Get Help Lowering Credit Card Fees

By on | Credit Card Debt Consolidation Information.

Credit card debt has been growing in the nation by leaps and bounds. Over the years consumer credit debt has been growing at record levels to reach into the billions of dollars. The average household credit debt is approximately $9,000, and is still growing. Unlike in the past, credit card companies have been charging excessive fees and penalties, and interest rates to consumers. Congress has been slow to reform the credit card industry, as it has been lobbied hard by credit card companies who have vested interests in the status quo. But don’t despair, here are a few things you can do to protect yourself against credit card fees and penalties.

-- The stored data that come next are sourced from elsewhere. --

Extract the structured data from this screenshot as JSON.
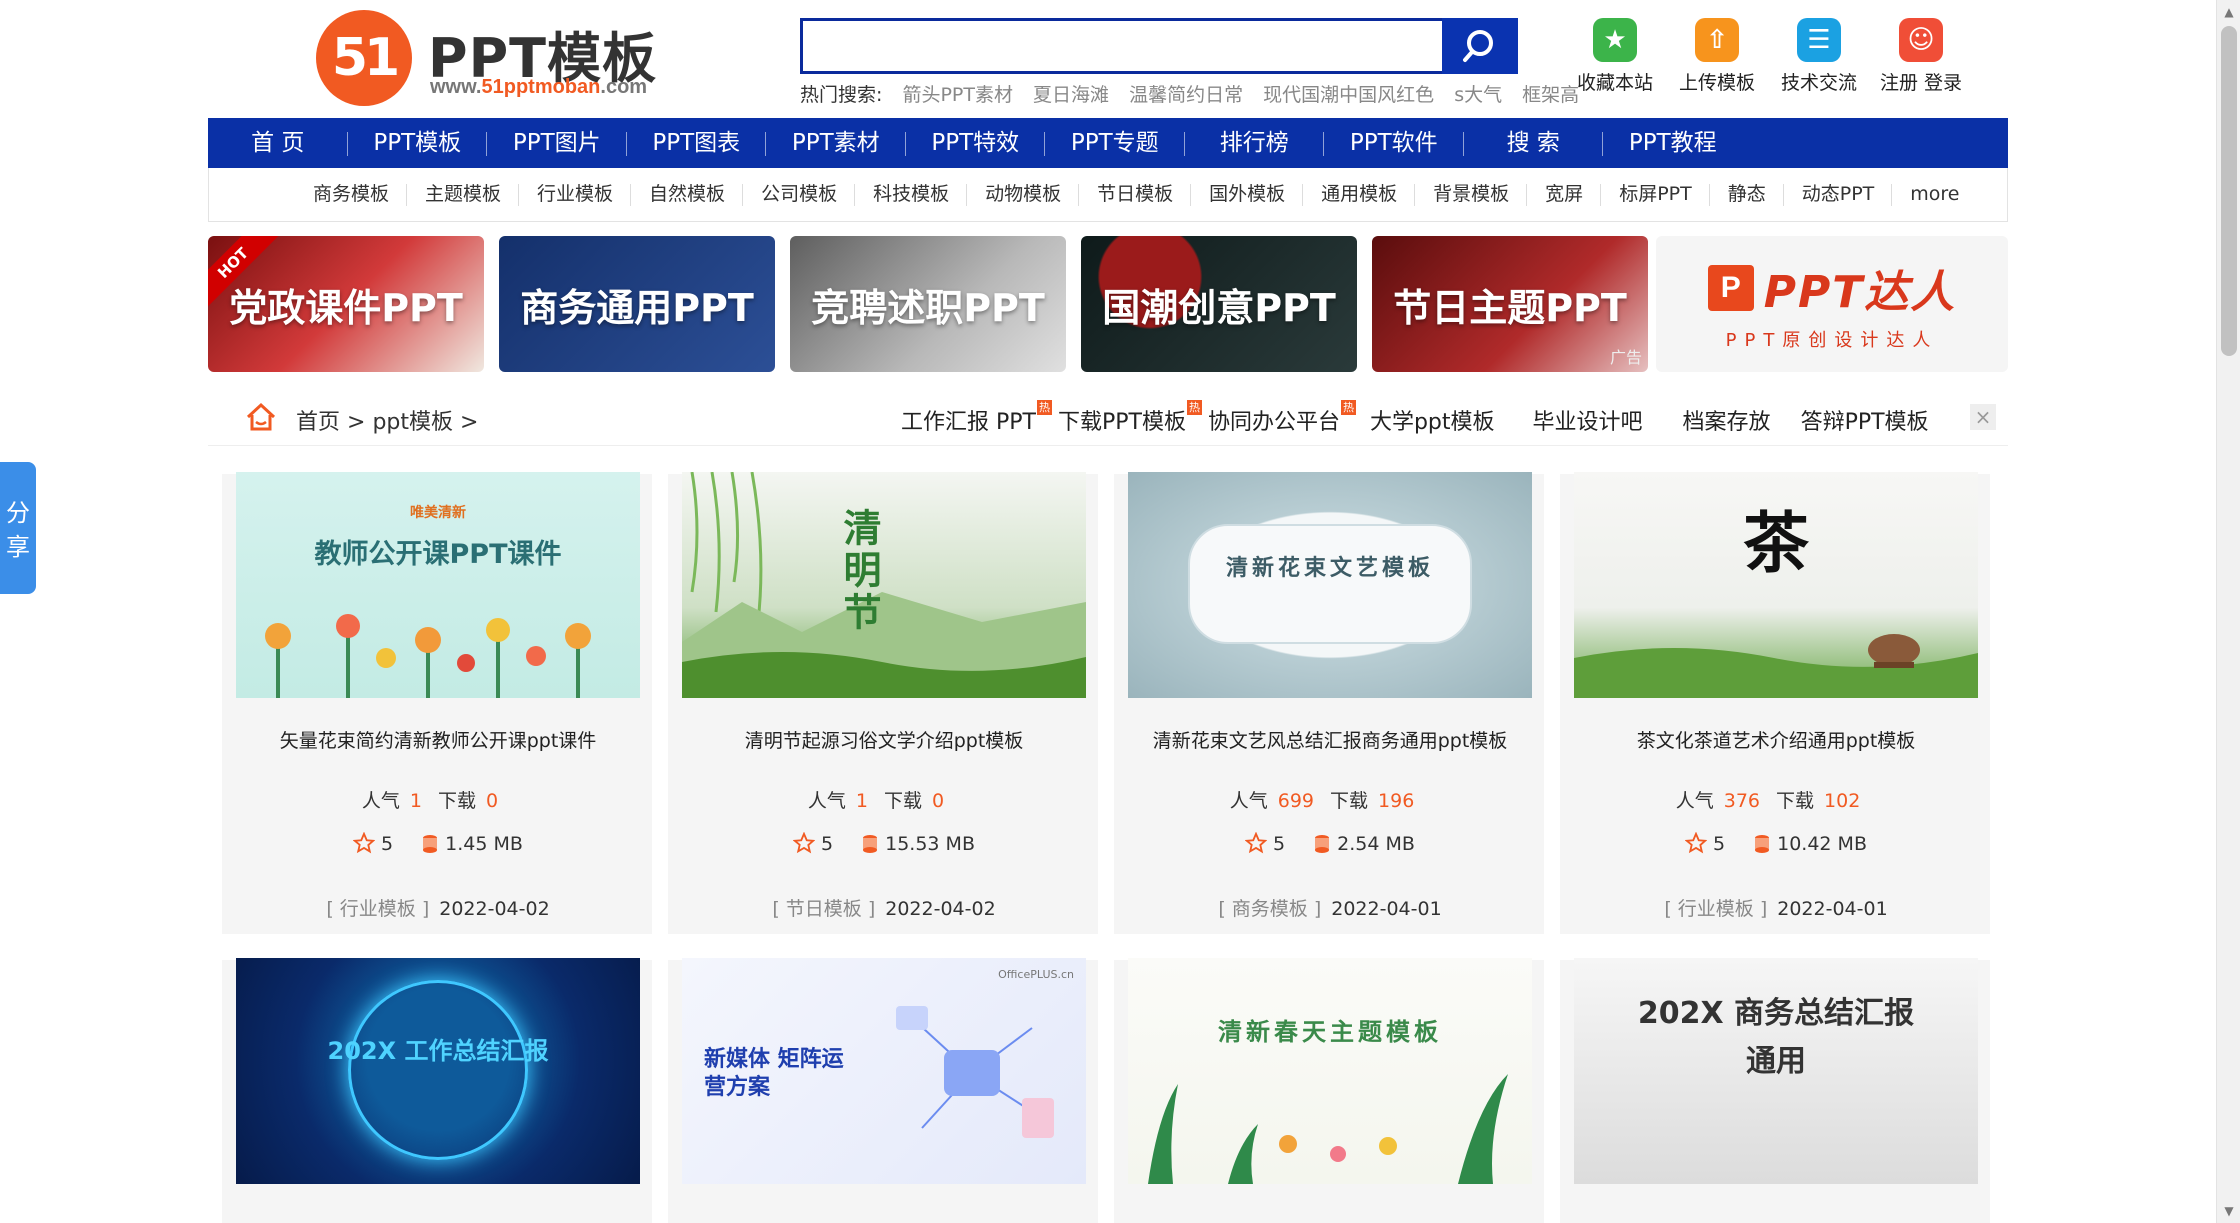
{
  "header": {
    "logo_number": "51",
    "logo_name": "PPT模板",
    "logo_url_prefix": "www.",
    "logo_url_brand": "51pptmoban",
    "logo_url_suffix": ".com",
    "search_placeholder": "",
    "hot_label": "热门搜索:",
    "hot_keywords": [
      "箭头PPT素材",
      "夏日海滩",
      "温馨简约日常",
      "现代国潮中国风红色",
      "s大气",
      "框架高"
    ],
    "tools": [
      {
        "label": "收藏本站",
        "icon": "star-icon",
        "color": "#3cb44a"
      },
      {
        "label": "上传模板",
        "icon": "upload-icon",
        "color": "#f7941d"
      },
      {
        "label": "技术交流",
        "icon": "chat-icon",
        "color": "#1ba1e2"
      },
      {
        "label": "注册 登录",
        "icon": "user-icon",
        "color": "#f04e37"
      }
    ]
  },
  "nav": [
    "首 页",
    "PPT模板",
    "PPT图片",
    "PPT图表",
    "PPT素材",
    "PPT特效",
    "PPT专题",
    "排行榜",
    "PPT软件",
    "搜 索",
    "PPT教程"
  ],
  "subnav": [
    "商务模板",
    "主题模板",
    "行业模板",
    "自然模板",
    "公司模板",
    "科技模板",
    "动物模板",
    "节日模板",
    "国外模板",
    "通用模板",
    "背景模板",
    "宽屏",
    "标屏PPT",
    "静态",
    "动态PPT",
    "more"
  ],
  "banners": [
    {
      "title": "党政课件PPT",
      "badge": "HOT",
      "color": "#b3262a"
    },
    {
      "title": "商务通用PPT",
      "color": "#1e3d7a"
    },
    {
      "title": "竞聘述职PPT",
      "color": "#7a7a7a"
    },
    {
      "title": "国潮创意PPT",
      "color": "#1a2a2a"
    },
    {
      "title": "节日主题PPT",
      "ad": "广告",
      "color": "#8a1f1f"
    },
    {
      "title": "PPT达人",
      "subtitle": "PPT原创设计达人",
      "color": "#d9381c"
    }
  ],
  "breadcrumb": {
    "home": "首页",
    "sep1": ">",
    "current": "ppt模板",
    "sep2": ">"
  },
  "quick_links": [
    {
      "label": "工作汇报 PPT",
      "tag": "热"
    },
    {
      "label": "下载PPT模板",
      "tag": "热"
    },
    {
      "label": "协同办公平台",
      "tag": "热"
    },
    {
      "label": "大学ppt模板"
    },
    {
      "label": "毕业设计吧"
    },
    {
      "label": "档案存放"
    },
    {
      "label": "答辩PPT模板"
    }
  ],
  "close_label": "×",
  "share_label": "分享",
  "stat_labels": {
    "views": "人气",
    "downloads": "下载"
  },
  "cards": [
    {
      "title": "矢量花束简约清新教师公开课ppt课件",
      "views": "1",
      "downloads": "0",
      "rating": "5",
      "size": "1.45 MB",
      "category": "[ 行业模板 ]",
      "date": "2022-04-02",
      "thumb_text": "教师公开课PPT课件",
      "thumb_small": "唯美清新",
      "bg": "#cfeeea",
      "fg": "#2a6f74"
    },
    {
      "title": "清明节起源习俗文学介绍ppt模板",
      "views": "1",
      "downloads": "0",
      "rating": "5",
      "size": "15.53 MB",
      "category": "[ 节日模板 ]",
      "date": "2022-04-02",
      "thumb_text": "清明节",
      "bg": "#e6ede2",
      "fg": "#2e7d32"
    },
    {
      "title": "清新花束文艺风总结汇报商务通用ppt模板",
      "views": "699",
      "downloads": "196",
      "rating": "5",
      "size": "2.54 MB",
      "category": "[ 商务模板 ]",
      "date": "2022-04-01",
      "thumb_text": "清新花束文艺模板",
      "bg": "#d6e3e6",
      "fg": "#3d5c66"
    },
    {
      "title": "茶文化茶道艺术介绍通用ppt模板",
      "views": "376",
      "downloads": "102",
      "rating": "5",
      "size": "10.42 MB",
      "category": "[ 行业模板 ]",
      "date": "2022-04-01",
      "thumb_text": "茶",
      "bg": "#f3f3f1",
      "fg": "#111"
    },
    {
      "title": "",
      "thumb_text": "202X 工作总结汇报",
      "bg": "#0a2a6a",
      "fg": "#4fd3ff"
    },
    {
      "title": "",
      "thumb_text": "新媒体 矩阵运营方案",
      "thumb_small": "OfficePLUS.cn",
      "bg": "#eef1fb",
      "fg": "#1f3fae"
    },
    {
      "title": "",
      "thumb_text": "清新春天主题模板",
      "bg": "#f6f7f2",
      "fg": "#3a8a4a"
    },
    {
      "title": "",
      "thumb_text": "202X 商务总结汇报通用",
      "bg": "#f0f0f0",
      "fg": "#333"
    }
  ]
}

1: Don’t sign up cards with universal default

Universal default (UD) is a financial industry term used for a creditor that changes credit terms from the standard terms to the default terms (i.e. rates and terms provided to those who have missed loan payments) when that creditor is informed that their client has defaulted with another creditor, even though the client has not defaulted with the first creditor.

The UD phenomenon has its roots in financial services deregulation that occurred in the mid-1990s. Today, roughly half of the traditional banks that issue credit cards have universal default language in their account contracts. The controversial practice of UD by credit card companies allows them to raise card interest rates as high as 35 percent, for example, if you make a late car payment to another creditor/lender.

Recently, Citigroup voluntarily abandoned the universal default practice. Sometimes you can’t discover which credit card companies have universal default clauses in their contracts. However, with some research you can find out if your card company includes such clauses.

You can review the “default pricing” section of your credit card contract and see if your card issuer has a universal default policy.

2: Avoid double-billing

This has become another insidious tool used by credit companies to exploit their customers. Double billing is the practice used by credit issuers to calculate interest on their customer’s average daily balance over two months. For example, you have a $100 credit card balance, and you pay $50 by the due date. During the next billing cycle, your interest would be based on the entire $100 instead of only the carried over $50 balance. Even respectable card companies like American Express have been accused of shady double billing practices. Consumers most vulnerable to this practice are customers who carry a balance on their cards.

In order to tackle double billing, make sure you examine your previous and current statement to see if you are being charged double. One clue is to look for the phrase “average daily balance” on your card agreement.

Recently, Chase announced that it would stop double billing its customers.

3: Work around late fees

Congress has only questioned the ethics of dubious late fees and penalties without really doing something about it. Yet, these exorbitant late fee and penalties continue unabated. You can end these fees by setting up automatic bill pay or even advance bill payment. In this manner you can avoid paying excessive fees. However, if you get caught up in an unending cycle of credit debt you might then require credit counseling, debt consolidation services, and/or credit repair.

Without proper federal oversight credit card companies have had a picnic on the backs of their customers. It is time to fight back, Congress won’t do it. So with proper vigilance and more pro active actions you can avoid exorbitant fees and penalties.